Since the previous post I have been reflecting a bit on how Father Louth’s discussion of the gulf that opens up between a discipline and its history applies to theology and, more specifically, to patristics. This also helps to explain my own experience in seeking to get in touch with the Fathers. As someone with a theological background in which the Fathers were largely missing, my immediate inclination was to look for some sort of an academic programme. But, apart from the fact that western theological faculties do not generally go in for such things, and some other complicating factors, I was also uncomfortable with this because of the way the Fathers often appear to be dealt with in western academic circles. And this connects for me with Louth’s distinction, for patristics appears to be viewed largely in historical terms – if it appears in academic programmes then this is often together with Church History. Now I certainly have nothing against Church History. But my own interest in the Fathers is not simply to understand them in their historical context, important as this is. My interest in the Fathers is theological, but this is not simply an abstract interest in which they can be used as source material for building elaborate theological artifices or an armoury for defending particular positions. It is rather concerned with their life-giving role in passing on a living Tradition which is able to feed and sustain, but also challenge and transform.
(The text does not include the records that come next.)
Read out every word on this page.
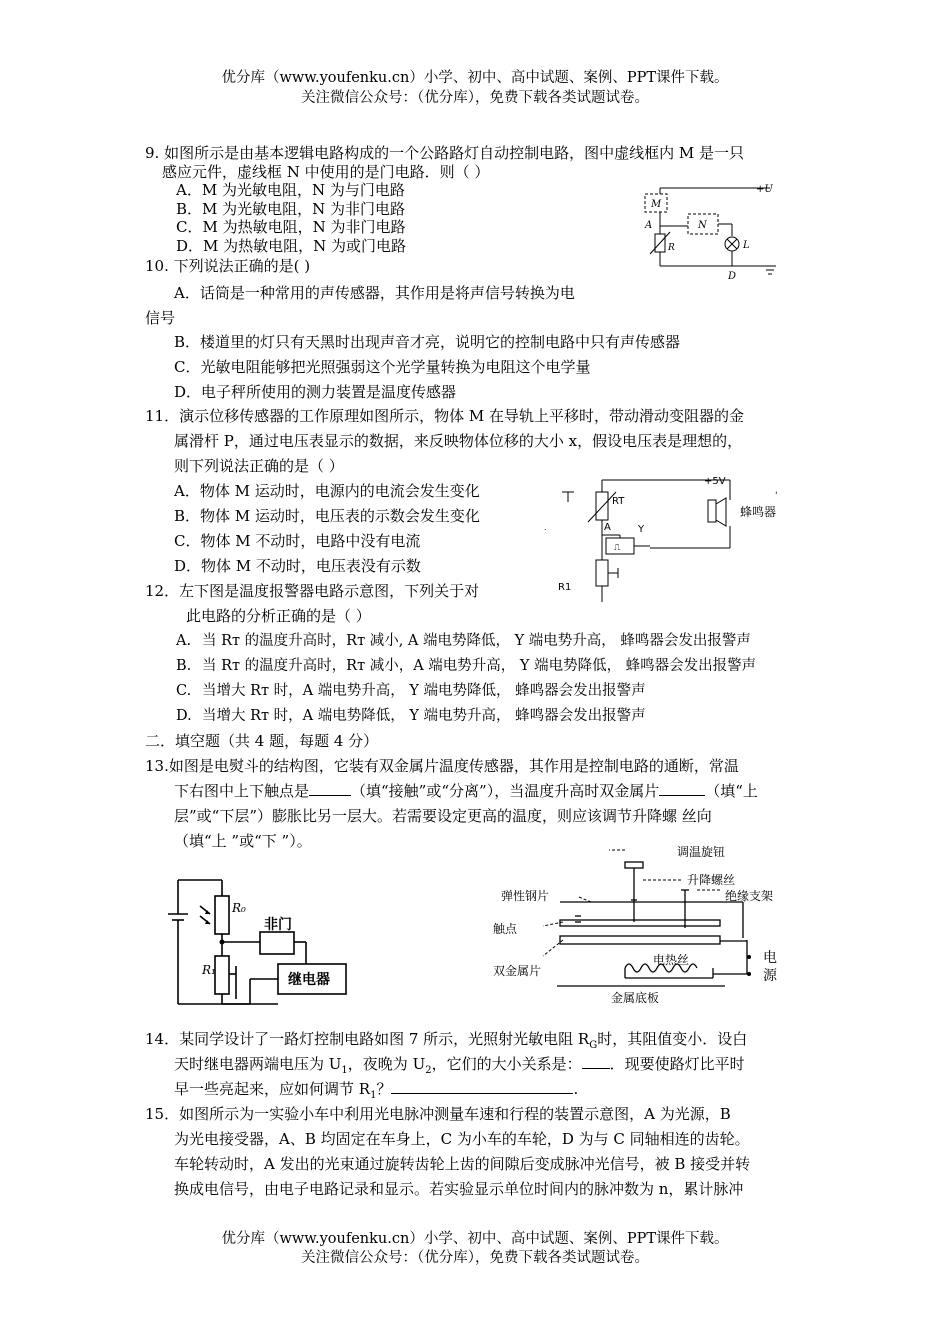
优分库（www.youfenku.cn）小学、初中、高中试题、案例、PPT课件下载。
关注微信公众号：（优分库），免费下载各类试题试卷。
9. 如图所示是由基本逻辑电路构成的一个公路路灯自动控制电路，图中虚线框内 M 是一只
感应元件，虚线框 N 中使用的是门电路．则（ ）
A．M 为光敏电阻，N 为与门电路
B．M 为光敏电阻，N 为非门电路
C．M 为热敏电阻，N 为非门电路
D．M 为热敏电阻，N 为或门电路
+U
M
N
A
R	L
D
10. 下列说法正确的是( )
A．话筒是一种常用的声传感器，其作用是将声信号转换为电
信号
B．楼道里的灯只有天黑时出现声音才亮，说明它的控制电路中只有声传感器
C．光敏电阻能够把光照强弱这个光学量转换为电阻这个电学量
D．电子秤所使用的测力装置是温度传感器
11．演示位移传感器的工作原理如图所示，物体 M 在导轨上平移时，带动滑动变阻器的金
属滑杆 P，通过电压表显示的数据，来反映物体位移的大小 x，假设电压表是理想的，
则下列说法正确的是（ ）
A．物体 M 运动时，电源内的电流会发生变化
B．物体 M 运动时，电压表的示数会发生变化
C．物体 M 不动时，电路中没有电流
D．物体 M 不动时，电压表没有示数
.
+5V
RT
A	Y
蜂鸣器
R1
⎍
'
12．左下图是温度报警器电路示意图，下列关于对
此电路的分析正确的是（ ）
A. 当 Rᴛ 的温度升高时，Rᴛ 减小, A 端电势降低， Y 端电势升高， 蜂鸣器会发出报警声
B. 当 Rᴛ 的温度升高时，Rᴛ 减小，A 端电势升高， Y 端电势降低， 蜂鸣器会发出报警声
C. 当增大 Rᴛ 时，A 端电势升高， Y 端电势降低， 蜂鸣器会发出报警声
D. 当增大 Rᴛ 时，A 端电势降低， Y 端电势升高， 蜂鸣器会发出报警声
二．填空题（共 4 题，每题 4 分）
13.如图是电熨斗的结构图，它装有双金属片温度传感器，其作用是控制电路的通断，常温
下右图中上下触点是	（填“接触”或“分离”），当温度升高时双金属片	（填“上
层”或“下层”）膨胀比另一层大。若需要设定更高的温度，则应该调节升降螺 丝向
（填“上 ”或“下 ”）。
R₀
R₁
非门
继电器
调温旋钮
升降螺丝
绝缘支架
弹性钢片
触点
双金属片
电热丝	电
源
金属底板
14．某同学设计了一路灯控制电路如图 7 所示，光照射光敏电阻 $R_G$时，其阻值变小．设白
天时继电器两端电压为 $U_1$，夜晚为 $U_2$，它们的大小关系是： ．现要使路灯比平时
早一些亮起来，应如何调节 $R_1$？	.
15．如图所示为一实验小车中利用光电脉冲测量车速和行程的装置示意图，A 为光源，B
为光电接受器，A、B 均固定在车身上，C 为小车的车轮，D 为与 C 同轴相连的齿轮。
车轮转动时，A 发出的光束通过旋转齿轮上齿的间隙后变成脉冲光信号，被 B 接受并转
换成电信号，由电子电路记录和显示。若实验显示单位时间内的脉冲数为 n，累计脉冲
优分库（www.youfenku.cn）小学、初中、高中试题、案例、PPT课件下载。
关注微信公众号：（优分库），免费下载各类试题试卷。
Now this does not mean that we don’t need historical knowledge, nor does it deny that the Fathers are indeed a rich resource into which we can tap. And it also doesn’t exclude critical study, an appreciation of different traditions and our posing of awkward questions. But when such a critical approach loses its rootedness in the Fathers’ own commitment to ascesis, conversion and prayer, to being taken up in and transfigured into the Mystery of Christ, then it doesn’t seem to have much point.
A postscript to a postscript: Shortly after writing this I came across Phil’s post at Hyperekperissou on Prayer and Patristics – Origen on How to Pray, in which he points to the Fathers’ importance in going beyond intellectual abstractions. It is also the first post in a series on Origen’s On Prayer, which looks very promising.